Nuts for Heart Protection
Eating a useful of a variety of nuts 5 times a week can greatly reduce your risk of getting a heart attack. This has been consistently established in several large scientific studies over the last few years. In the Adventist Health Study, a 50% reduced risk of coronary heart disease was noted in subjects who consumed nuts 5 times per week when compared to those who never consumed nuts. In the Iowa Women's Health Study, the relative risk of death from a coronary event in women who consumed nuts 2-4 times per week was only 43% when compared with those who almost never consumed nuts. Similarly the Harvard Nurses' Health Study showed that women who consumed more than five ounces of nuts a week lowered their risk of heart disease by 35%, compared with women who rarely ate nuts. Another study done at Harvard's School of Public Health found that eating nuts at least twice a week reduced the risk of having a second heart attack by 25% among 4,000 people.
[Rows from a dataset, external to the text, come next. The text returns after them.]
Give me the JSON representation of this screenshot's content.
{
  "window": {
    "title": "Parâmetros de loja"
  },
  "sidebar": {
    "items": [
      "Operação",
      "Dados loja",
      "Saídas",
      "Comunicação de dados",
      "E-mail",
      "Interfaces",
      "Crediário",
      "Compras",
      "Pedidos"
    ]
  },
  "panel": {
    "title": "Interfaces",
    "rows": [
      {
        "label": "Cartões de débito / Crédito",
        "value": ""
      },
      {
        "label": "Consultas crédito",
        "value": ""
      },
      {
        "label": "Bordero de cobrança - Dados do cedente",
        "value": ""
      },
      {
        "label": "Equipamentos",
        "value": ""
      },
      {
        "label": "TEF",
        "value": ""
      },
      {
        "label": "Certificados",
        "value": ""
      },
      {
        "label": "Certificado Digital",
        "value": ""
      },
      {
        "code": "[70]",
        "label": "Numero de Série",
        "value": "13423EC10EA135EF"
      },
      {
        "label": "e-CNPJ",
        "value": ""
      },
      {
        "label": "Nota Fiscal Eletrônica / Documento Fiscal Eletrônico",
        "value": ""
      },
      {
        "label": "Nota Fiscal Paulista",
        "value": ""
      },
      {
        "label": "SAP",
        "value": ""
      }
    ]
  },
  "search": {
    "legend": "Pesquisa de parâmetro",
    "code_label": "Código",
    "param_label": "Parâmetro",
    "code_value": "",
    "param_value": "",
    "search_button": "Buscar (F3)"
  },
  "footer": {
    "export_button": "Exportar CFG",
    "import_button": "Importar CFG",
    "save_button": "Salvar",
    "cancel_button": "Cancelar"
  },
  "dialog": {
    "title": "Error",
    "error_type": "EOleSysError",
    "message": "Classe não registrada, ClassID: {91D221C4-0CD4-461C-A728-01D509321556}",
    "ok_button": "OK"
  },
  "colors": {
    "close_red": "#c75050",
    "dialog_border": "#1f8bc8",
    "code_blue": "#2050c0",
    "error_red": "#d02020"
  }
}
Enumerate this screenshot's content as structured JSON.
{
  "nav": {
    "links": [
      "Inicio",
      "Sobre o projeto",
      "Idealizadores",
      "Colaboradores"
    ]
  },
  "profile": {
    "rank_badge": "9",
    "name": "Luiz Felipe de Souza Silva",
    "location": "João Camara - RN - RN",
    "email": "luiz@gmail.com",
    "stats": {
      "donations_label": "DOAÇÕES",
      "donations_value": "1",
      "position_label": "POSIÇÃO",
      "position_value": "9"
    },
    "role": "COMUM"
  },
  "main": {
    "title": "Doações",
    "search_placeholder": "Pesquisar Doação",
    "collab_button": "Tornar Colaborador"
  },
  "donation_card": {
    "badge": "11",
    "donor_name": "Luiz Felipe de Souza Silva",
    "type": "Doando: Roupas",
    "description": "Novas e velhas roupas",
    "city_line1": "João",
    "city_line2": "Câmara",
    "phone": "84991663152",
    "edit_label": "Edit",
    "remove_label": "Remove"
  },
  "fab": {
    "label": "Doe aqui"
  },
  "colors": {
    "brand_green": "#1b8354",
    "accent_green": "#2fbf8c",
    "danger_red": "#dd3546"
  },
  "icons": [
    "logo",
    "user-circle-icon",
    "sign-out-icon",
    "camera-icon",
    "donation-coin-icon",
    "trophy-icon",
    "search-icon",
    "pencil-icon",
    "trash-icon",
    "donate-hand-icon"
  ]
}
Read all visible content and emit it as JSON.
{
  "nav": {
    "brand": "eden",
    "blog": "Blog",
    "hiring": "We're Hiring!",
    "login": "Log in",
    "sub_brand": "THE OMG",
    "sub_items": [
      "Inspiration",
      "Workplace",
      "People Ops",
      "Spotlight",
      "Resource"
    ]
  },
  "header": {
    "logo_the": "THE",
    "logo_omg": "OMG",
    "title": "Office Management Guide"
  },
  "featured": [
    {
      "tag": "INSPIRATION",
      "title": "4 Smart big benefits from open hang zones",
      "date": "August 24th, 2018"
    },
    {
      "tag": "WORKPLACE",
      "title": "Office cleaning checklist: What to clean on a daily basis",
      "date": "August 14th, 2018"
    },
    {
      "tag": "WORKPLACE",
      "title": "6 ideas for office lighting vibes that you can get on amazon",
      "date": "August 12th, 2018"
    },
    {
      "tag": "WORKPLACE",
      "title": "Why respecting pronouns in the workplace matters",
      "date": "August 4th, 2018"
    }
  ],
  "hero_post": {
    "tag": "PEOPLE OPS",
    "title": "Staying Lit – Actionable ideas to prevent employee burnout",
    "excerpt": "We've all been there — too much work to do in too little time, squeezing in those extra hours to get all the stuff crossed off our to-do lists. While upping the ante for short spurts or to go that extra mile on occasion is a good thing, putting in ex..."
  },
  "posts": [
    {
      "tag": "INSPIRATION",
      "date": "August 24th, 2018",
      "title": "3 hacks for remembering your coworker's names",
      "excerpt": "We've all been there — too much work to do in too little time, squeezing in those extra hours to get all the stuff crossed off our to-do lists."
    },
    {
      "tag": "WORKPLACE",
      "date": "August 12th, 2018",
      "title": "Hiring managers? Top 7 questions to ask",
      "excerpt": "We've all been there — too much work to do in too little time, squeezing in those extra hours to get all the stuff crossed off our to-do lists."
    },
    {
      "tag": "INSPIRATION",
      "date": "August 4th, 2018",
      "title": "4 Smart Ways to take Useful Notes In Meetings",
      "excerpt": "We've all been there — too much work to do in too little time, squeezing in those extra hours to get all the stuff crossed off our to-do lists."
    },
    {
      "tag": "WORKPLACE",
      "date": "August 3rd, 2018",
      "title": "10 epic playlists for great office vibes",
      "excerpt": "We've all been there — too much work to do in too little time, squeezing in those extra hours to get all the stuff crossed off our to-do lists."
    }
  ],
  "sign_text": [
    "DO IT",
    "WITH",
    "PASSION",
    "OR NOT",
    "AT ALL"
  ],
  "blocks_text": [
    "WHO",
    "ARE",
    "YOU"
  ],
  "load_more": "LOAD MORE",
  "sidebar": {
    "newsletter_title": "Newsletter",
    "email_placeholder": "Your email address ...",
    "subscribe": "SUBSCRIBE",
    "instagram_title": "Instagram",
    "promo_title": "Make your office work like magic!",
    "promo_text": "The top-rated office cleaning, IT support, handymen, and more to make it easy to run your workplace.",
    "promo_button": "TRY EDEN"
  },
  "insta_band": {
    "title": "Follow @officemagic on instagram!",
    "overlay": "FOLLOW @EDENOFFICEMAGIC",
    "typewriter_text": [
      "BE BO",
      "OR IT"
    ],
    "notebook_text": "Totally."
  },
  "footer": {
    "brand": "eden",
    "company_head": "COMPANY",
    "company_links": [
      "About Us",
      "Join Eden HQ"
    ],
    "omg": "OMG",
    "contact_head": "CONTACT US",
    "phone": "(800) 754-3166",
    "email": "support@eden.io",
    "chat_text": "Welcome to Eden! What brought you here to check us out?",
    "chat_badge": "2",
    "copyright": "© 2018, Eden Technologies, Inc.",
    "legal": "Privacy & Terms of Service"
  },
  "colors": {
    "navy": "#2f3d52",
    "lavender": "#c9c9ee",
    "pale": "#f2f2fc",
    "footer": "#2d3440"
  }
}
Nuts are beneficial in many ways. The major mechanism appears to be through their beneficial effects on blood lipids because of their high levels of mono and poly unsaturated fats. Substituting saturated fats with unsaturated fats helps lower the bad cholesterol LDL and triglycerides. Many nuts are also rich in arginine. Arginine is a precursor of nitric oxide, which helps the blood vessels in the body relax. Nitric oxide can also prevent the platelets from sticking together to form the harmful blood clots within the arteries of the heart and the brain – resulting in a heart attack or a stroke. Walnuts are particularly high in α linolenic acid (about 10% of weight) which is a precursor of omega-3 fatty acid, and is thought to protect against heart disease by preventing blood clots and life threatening irregular heart beats. Finally, nuts are also rich in magnesium, copper, selenium, folic acid, vegetable protein, potassium, fiber, phytochemicals and antioxidants like vitamin E – all known for their heart protective benefits.
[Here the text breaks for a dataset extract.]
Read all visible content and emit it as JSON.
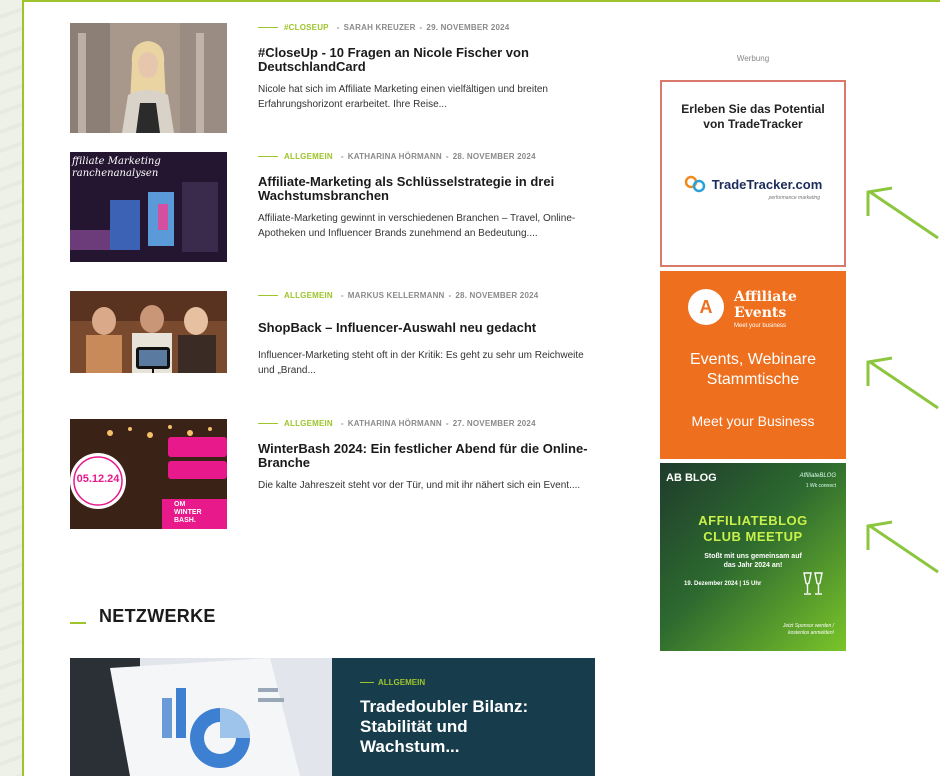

In 2003 FDA approved some labels to print this message, "Scientific evidence suggests but does not prove that eating 1.5 ounces of most nuts, such as peanuts, as part of a diet low in saturated fat and cholesterol may reduce the risk of heart disease. See nutrition information for fat content. " The beneficial nuts are almonds, hazelnuts, peanuts, pecans, pignola pine nuts, pistachios, and walnuts. Some nuts contain higher amounts of saturated fats and may not be heart protective. These include brazil nuts, macadamias, cashews, and pinyon pine nuts because they contain 3 to 5 grams of saturated fat per ounce. Coconut and palm nuts should also be consumed in a limited fashion, again because of their high content of saturated fats.
Remember nuts are high in calories – so restrain from overeating them. To avoid obesity, substitute nuts for something else. Also beware of an acute allergic reaction to peanuts – and to a lesser extinction brazil nuts, almonds and hazelnuts. This can be life threatening, especially in young children ..
So have a helpful (10 to 15) of nuts daily, especially walnuts and almonds and help your heart stay healthy.